[RFC] Add struct-returning intrinsics for math functions with output pointers

Proposal

Math library functions with output pointers should be represented in LLVM as intrinsics that return structures. These intrinsics could then be emitted by clang when -fno-math-errno is set.

When emitting these intrinsics clang would insert explicit stores for the output pointer results.

The initial candidates for this would be:

  • void sincos(T val, T* sin_out, T* cos_out)
    • Becomes: { T, T } @llvm.sincos.*(T %val)
  • void sincospi(T val, T* sin_out, T* cos_out)
    • Becomes: { T, T } @llvm.sincospi.*(T %val)
  • T modf(T val, T* int_part_out)
    • Becomes: { T, T } @llvm.modf.*(T %val)

Note: The implementation of each of these intrinsics would likely be similar to the recently added llvm.frexp.* intrinsic (patch) and its associated clang builtin.

Motivation

Vectorization

Currently, sincos and sincospi can be vectorized (with -fveclib=ArmPL/sleefgnuabi), but aliasing issues can be introduced as LoopAccessAnalysis does not track the pointer operands and assumes vectorizing library calls is safe.

Rather than update LoopAccessAnalysis to track pointer operands, modeling the out pointers with explicit stores in the IR would allow this analysis to work unchanged, solving the aliasing issues.

The vectorization would not be free as the vectorizer would need to be updated to handle widening calls with struct results, but this is likely to be useful for more complex types in future.

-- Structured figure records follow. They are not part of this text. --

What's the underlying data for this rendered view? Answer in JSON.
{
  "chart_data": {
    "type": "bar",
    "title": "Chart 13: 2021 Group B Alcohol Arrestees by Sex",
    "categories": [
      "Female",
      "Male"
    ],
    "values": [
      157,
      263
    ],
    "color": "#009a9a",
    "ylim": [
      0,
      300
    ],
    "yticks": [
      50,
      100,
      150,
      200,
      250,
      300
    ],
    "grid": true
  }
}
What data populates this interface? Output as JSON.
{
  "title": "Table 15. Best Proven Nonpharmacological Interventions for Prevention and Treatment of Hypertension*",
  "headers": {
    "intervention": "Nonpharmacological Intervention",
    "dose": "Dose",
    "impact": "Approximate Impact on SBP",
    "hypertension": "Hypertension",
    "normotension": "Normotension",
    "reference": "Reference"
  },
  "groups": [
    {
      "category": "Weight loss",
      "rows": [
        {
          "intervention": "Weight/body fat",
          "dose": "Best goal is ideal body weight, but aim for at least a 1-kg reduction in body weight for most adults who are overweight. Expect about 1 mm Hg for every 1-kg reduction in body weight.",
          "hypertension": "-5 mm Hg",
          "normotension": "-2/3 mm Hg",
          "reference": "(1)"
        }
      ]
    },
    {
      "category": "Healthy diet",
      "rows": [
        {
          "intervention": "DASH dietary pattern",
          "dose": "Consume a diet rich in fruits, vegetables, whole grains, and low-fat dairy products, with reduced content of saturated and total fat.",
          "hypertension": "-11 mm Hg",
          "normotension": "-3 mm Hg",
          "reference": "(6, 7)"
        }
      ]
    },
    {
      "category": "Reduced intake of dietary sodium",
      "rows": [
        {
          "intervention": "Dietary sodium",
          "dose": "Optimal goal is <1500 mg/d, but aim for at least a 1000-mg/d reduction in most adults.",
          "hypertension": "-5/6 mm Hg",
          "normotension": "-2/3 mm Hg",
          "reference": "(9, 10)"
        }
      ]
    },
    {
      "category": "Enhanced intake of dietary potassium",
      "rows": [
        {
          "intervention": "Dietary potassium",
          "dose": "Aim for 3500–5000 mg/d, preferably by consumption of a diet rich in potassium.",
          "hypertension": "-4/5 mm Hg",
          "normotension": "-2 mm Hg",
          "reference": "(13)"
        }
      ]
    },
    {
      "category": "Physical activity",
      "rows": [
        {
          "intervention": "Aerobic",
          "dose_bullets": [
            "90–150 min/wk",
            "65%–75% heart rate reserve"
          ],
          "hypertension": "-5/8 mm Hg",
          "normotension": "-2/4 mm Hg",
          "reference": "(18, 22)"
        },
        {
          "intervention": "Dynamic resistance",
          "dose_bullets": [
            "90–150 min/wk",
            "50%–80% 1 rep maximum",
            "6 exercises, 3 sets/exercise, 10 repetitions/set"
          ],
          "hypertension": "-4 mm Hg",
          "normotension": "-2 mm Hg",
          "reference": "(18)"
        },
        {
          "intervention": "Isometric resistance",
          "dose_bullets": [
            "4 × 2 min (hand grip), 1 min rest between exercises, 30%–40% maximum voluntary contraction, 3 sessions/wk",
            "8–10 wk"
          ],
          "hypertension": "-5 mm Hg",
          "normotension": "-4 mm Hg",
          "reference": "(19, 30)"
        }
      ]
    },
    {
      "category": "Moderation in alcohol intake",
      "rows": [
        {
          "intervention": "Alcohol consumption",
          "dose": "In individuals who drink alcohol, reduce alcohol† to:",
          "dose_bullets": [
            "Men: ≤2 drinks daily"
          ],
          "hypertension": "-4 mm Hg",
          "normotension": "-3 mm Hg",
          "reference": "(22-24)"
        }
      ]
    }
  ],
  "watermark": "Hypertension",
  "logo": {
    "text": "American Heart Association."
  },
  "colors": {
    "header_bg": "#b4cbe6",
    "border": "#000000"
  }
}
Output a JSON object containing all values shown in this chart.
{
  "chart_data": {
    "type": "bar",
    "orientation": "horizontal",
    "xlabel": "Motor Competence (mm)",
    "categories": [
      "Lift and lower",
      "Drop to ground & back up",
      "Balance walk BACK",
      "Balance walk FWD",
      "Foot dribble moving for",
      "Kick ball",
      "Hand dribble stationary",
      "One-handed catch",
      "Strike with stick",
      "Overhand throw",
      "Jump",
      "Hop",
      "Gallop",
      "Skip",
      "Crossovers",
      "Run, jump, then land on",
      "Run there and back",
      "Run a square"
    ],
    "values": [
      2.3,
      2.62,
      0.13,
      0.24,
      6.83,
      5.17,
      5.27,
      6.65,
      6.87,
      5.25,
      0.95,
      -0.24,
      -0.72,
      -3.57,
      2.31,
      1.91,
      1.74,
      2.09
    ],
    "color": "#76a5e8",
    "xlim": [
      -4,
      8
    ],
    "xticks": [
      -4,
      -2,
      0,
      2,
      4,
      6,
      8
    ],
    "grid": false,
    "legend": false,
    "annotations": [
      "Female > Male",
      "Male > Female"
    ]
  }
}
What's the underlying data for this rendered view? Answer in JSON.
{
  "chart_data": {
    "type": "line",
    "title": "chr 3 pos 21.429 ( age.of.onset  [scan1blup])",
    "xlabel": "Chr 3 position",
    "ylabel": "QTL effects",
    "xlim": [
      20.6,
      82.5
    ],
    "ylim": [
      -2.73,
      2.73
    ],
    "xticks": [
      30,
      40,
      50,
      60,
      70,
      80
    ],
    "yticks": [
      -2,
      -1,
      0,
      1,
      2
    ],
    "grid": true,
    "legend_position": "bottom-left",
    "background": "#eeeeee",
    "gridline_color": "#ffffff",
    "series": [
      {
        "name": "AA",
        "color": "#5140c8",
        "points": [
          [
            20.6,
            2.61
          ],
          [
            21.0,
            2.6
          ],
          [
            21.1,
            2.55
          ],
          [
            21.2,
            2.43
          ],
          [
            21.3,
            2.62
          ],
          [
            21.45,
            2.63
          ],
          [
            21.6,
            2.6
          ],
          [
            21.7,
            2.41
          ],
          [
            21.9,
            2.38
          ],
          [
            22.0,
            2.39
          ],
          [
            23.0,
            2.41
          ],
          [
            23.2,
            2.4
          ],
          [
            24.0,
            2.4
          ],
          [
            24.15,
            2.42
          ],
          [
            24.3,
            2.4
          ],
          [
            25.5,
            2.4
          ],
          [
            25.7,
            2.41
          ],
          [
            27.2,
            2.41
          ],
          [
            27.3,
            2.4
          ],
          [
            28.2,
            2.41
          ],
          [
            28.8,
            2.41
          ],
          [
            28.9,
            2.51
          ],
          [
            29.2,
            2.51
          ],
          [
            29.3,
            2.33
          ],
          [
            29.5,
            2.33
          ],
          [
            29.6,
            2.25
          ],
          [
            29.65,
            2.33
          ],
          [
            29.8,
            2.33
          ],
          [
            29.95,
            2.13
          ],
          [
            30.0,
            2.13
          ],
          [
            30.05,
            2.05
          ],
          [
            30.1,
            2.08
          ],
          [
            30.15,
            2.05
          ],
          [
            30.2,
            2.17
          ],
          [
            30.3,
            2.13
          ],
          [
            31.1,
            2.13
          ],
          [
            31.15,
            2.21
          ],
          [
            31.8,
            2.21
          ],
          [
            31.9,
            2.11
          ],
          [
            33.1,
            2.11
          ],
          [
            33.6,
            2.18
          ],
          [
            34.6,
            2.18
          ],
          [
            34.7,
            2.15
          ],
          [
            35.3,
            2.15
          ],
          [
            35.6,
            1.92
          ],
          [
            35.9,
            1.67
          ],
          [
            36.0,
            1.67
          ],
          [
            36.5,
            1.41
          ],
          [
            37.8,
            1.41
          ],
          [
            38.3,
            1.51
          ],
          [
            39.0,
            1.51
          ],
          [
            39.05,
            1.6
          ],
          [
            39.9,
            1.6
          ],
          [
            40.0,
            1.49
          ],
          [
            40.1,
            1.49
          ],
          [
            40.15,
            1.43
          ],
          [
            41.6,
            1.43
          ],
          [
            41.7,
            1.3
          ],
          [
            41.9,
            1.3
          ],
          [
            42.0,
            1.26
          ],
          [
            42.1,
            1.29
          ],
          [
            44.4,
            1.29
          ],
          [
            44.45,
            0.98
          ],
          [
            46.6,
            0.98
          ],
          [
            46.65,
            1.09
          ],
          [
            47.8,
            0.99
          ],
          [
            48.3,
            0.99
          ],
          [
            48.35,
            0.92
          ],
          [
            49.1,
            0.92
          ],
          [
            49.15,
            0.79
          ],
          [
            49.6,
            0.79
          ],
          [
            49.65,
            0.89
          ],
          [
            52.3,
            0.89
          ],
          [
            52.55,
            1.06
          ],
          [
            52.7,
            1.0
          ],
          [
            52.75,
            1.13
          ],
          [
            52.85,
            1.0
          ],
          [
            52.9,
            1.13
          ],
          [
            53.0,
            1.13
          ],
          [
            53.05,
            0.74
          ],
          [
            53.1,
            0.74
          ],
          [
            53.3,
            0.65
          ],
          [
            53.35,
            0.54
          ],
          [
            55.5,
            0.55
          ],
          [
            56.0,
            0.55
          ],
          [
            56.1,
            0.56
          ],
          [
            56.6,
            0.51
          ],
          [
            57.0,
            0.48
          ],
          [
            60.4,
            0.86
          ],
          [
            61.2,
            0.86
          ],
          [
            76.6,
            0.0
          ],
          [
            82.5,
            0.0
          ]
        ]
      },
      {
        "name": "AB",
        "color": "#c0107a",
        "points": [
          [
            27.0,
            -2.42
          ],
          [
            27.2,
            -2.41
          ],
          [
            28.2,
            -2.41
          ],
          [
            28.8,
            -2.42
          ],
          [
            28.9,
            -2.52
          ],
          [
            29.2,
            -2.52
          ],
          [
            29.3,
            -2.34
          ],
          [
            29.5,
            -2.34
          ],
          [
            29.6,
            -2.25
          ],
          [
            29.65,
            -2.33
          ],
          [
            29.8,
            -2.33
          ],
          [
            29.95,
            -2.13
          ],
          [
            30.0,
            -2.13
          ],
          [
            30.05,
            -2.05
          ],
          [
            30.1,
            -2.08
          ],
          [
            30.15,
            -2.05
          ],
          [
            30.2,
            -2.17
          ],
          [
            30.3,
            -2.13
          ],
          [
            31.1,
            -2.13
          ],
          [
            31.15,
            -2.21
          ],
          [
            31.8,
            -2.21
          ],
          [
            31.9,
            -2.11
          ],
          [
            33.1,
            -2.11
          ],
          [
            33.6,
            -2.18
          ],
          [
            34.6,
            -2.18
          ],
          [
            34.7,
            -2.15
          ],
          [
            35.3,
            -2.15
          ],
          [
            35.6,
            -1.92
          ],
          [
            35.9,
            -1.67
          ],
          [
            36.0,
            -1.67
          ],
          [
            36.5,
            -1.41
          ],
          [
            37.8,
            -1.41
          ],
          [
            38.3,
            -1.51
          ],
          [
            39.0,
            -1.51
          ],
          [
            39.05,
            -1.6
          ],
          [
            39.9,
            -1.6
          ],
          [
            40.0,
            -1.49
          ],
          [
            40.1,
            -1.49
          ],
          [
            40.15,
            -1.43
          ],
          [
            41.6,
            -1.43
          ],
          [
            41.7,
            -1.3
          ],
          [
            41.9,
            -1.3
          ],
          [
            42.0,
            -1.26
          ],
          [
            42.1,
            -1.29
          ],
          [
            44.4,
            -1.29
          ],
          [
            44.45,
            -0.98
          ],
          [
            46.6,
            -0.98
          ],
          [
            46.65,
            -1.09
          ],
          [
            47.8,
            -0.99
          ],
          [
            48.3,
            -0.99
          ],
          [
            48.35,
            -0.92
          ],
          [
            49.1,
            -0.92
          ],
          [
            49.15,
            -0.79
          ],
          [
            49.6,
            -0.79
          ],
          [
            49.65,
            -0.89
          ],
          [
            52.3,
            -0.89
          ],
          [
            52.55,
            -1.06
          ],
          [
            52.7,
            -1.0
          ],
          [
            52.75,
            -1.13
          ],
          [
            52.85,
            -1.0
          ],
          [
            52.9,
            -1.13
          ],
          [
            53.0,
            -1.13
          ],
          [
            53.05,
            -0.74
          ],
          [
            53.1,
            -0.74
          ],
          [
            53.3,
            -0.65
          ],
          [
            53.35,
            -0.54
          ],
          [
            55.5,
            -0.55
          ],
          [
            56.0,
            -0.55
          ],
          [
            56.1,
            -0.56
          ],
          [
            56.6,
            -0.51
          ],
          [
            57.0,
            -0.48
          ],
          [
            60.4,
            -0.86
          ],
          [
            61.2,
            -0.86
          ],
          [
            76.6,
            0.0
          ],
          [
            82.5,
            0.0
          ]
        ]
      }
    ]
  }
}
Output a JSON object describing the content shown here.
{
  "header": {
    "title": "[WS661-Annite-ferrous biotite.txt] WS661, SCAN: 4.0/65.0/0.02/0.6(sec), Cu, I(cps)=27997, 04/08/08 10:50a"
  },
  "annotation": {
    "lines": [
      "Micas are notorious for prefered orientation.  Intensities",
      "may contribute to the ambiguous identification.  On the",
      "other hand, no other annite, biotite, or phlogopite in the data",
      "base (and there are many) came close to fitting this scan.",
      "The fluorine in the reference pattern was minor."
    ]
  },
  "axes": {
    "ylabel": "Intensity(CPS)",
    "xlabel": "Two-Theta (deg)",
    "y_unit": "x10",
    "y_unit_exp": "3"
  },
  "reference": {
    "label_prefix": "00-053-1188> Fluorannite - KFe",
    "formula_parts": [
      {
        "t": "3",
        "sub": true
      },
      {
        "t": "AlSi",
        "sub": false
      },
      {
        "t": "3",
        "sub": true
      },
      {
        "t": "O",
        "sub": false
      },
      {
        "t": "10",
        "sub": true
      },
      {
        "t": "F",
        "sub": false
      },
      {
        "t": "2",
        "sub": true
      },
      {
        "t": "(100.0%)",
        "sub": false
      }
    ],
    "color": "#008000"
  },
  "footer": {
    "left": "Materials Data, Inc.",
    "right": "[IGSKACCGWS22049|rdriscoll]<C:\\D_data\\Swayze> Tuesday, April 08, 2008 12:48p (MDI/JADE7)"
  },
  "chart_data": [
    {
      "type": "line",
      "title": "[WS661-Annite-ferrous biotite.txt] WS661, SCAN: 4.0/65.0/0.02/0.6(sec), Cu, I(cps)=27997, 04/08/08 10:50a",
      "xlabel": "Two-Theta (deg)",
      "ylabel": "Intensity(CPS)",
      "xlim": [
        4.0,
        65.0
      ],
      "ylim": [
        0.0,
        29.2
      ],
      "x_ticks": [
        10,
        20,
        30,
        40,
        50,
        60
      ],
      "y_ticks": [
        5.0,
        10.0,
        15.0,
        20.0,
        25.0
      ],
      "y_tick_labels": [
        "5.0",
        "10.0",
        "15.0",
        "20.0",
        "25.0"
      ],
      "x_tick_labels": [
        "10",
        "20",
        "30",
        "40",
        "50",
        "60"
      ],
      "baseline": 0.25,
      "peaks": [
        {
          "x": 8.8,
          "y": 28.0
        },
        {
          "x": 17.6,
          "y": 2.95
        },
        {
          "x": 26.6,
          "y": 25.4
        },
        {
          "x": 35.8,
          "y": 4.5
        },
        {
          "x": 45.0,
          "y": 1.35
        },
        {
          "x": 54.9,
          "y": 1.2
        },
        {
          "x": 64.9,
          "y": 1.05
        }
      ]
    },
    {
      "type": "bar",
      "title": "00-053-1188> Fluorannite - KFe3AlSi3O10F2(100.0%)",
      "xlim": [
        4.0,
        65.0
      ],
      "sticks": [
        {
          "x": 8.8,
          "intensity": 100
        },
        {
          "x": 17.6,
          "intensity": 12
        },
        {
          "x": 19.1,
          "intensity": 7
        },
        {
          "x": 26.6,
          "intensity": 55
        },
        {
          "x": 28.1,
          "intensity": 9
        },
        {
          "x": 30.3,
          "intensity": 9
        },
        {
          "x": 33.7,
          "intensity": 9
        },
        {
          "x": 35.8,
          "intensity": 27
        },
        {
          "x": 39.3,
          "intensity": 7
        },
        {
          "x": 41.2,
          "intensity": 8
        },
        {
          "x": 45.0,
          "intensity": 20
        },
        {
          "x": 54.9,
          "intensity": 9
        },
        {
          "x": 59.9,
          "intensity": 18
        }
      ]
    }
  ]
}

Note: This would also mean disallowing vectorizing library calls with in/out pointers, and likely require libraries to provide _stret variants.

New canonicalizations

When safe llvm.sin and llvm.cos intrinsics could be combined into a single call to llvm.sincos. On targets that support sincos this could provide some performance uplift.

This could also be done for sincospi (though currently there are no sinpi or cospi intrinsics).

Struct returns

Targets that implement struct-returning variants of these functions could lower to those directly, allowing the memory for the results to be elided.

Existing implementations (canonicalizations)

Both the merging of sin + cos to sincos and lowering to _stret (of sincos[pi]) variants exist today, but it is done within the SelectionDAG.

The main difference here is this could be brought up to the IR level.

Questions

Are struct returns the best path for avoiding the aliasing issues when vectorizing library functions with output pointer parameters?

Should llvm.sincos be the canonical form of llvm.sin + llvm.cos of the same value?

1 Like

An initial implementation of the llvm.sincos intrinsic and clang builtin is available here: Commits · MacDue/llvm-project · GitHub

This seems reasonable to me, for the cases listed. At least for scalar floating-point types, the lowering to machine code should be straightforward, and I guess if the target indicates that it can handle vectorized forms of the functions it must know how to lower those.

The presence of the structure return values makes me a bit nervous, because the ABI for handling floating point structures can be tricky, but since these are intrinsics I guess we don’t need to worry about the real ABI and since there are a small number of them and the functions are known to the backends anyway that should be fine.

Is there any guarantee that sincos, when present, will return the same values as sin and cos would have individually? If not, I don’t think we should canonicalize to llvm.sincos without the afn fast-math flag.

1 Like

Yep, the intention is only to lower to a function that returns a structure if there’s a known library call for that (that returns the results in registers), otherwise, some memory on the stack will be allocated and a library call using output pointers will be emitted.

Just so I’m on the same page, do you have any examples of floating-point structure specific ABI issues to look out for?

I’m not sure if the values are guaranteed to exactly match calling sin and cos individually (the sincos library call is an extension, so there’s probably nothing in the spec to ensure that). The idea for the fold comes from SDAG folding FSIN and FCOS to FSINCOS. The FSIN/COS ISD nodes come from the llvm.sin/cos intrinsics which are emitted when -fno-math-errno is set (which does not require fast-math/afn to be enabled).

Folding to llvm.sincos is not required for this RFC though, my main concerns are correctly vectorizing math functions with output pointers, and lowering to _stret variants when possible.